CVFeb 13, 2023

Multiple Appropriate Facial Reaction Generation in Dyadic Interaction Settings: What, Why and How?

arXiv:2302.06514v430 citationsh-index: 19
Originality Incremental advance
AI Analysis

This addresses the need for automated generation of diverse non-verbal cues in human-computer interaction, representing an incremental advance by extending existing single-reaction methods to multiple reactions.

The paper tackles the problem of generating multiple appropriate facial reactions in dyadic interactions, defining the fMARG task and proposing a framework with new objective evaluation metrics to assess reaction appropriateness.

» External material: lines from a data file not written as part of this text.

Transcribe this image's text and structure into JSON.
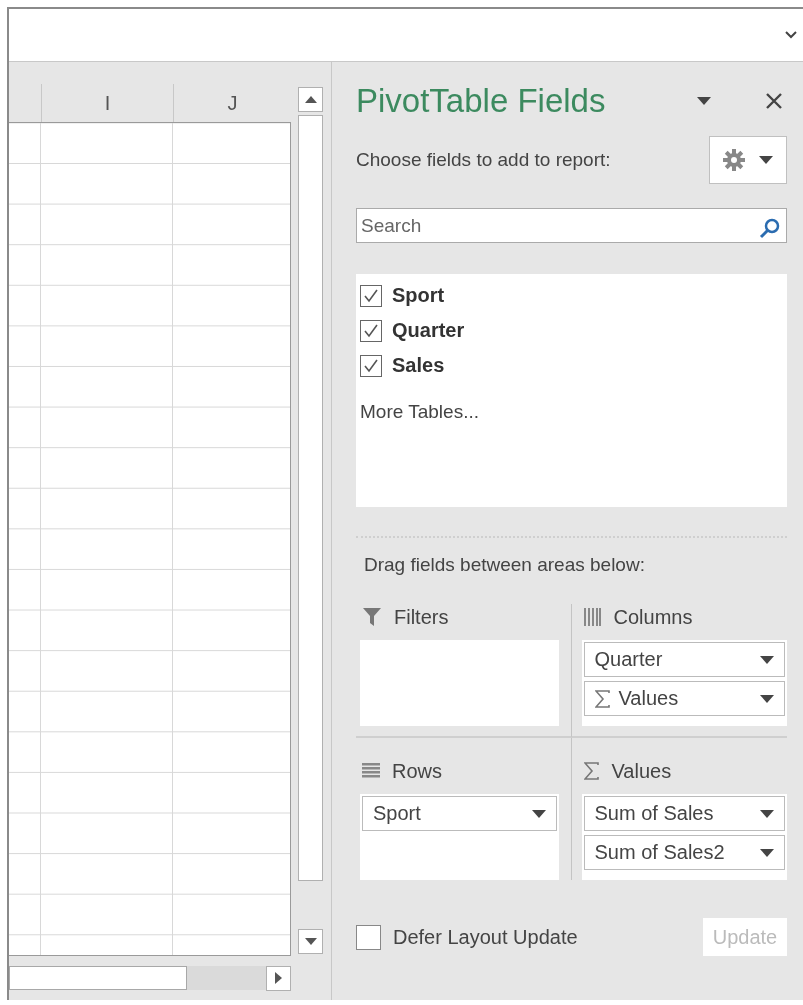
{
  "sheet": {
    "column_headers": [
      "I",
      "J"
    ]
  },
  "panel": {
    "title": "PivotTable Fields",
    "choose_label": "Choose fields to add to report:",
    "search": {
      "placeholder": "Search"
    },
    "fields": [
      {
        "label": "Sport",
        "checked": true
      },
      {
        "label": "Quarter",
        "checked": true
      },
      {
        "label": "Sales",
        "checked": true
      }
    ],
    "more_tables": "More Tables...",
    "drag_label": "Drag fields between areas below:",
    "areas": [
      {
        "kind": "filters",
        "label": "Filters"
      },
      {
        "kind": "columns",
        "label": "Columns",
        "items": [
          {
            "label": "Quarter",
            "kind": "field"
          },
          {
            "label": "Values",
            "kind": "values"
          }
        ]
      },
      {
        "kind": "rows",
        "label": "Rows",
        "items": [
          {
            "label": "Sport",
            "kind": "field"
          }
        ]
      },
      {
        "kind": "values",
        "label": "Values",
        "items": [
          {
            "label": "Sum of Sales",
            "kind": "field"
          },
          {
            "label": "Sum of Sales2",
            "kind": "field"
          }
        ]
      }
    ],
    "defer": {
      "label": "Defer Layout Update",
      "checked": false
    },
    "update": {
      "label": "Update",
      "disabled": true
    }
  }
}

According to the Stimulus Organism Response (SOR) theory, all human behavioral reactions are stimulated by context, where people will process the received stimulus and produce an appropriate reaction. This implies that in a specific context for a given input stimulus, a person can react differently according to their internal state and other contextual factors. Analogously, in dyadic interactions, humans communicate using verbal and nonverbal cues, where a broad spectrum of listeners' non-verbal reactions might be appropriate for responding to a specific speaker behaviour. There already exists a body of work that investigated the problem of automatically generating an appropriate reaction for a given input. However, none attempted to automatically generate multiple appropriate reactions in the context of dyadic interactions and evaluate the appropriateness of those reactions using objective measures. This paper starts by defining the facial Multiple Appropriate Reaction Generation (fMARG) task for the first time in the literature and proposes a new set of objective evaluation metrics to evaluate the appropriateness of the generated reactions. The paper subsequently introduces a framework to predict, generate, and evaluate multiple appropriate facial reactions.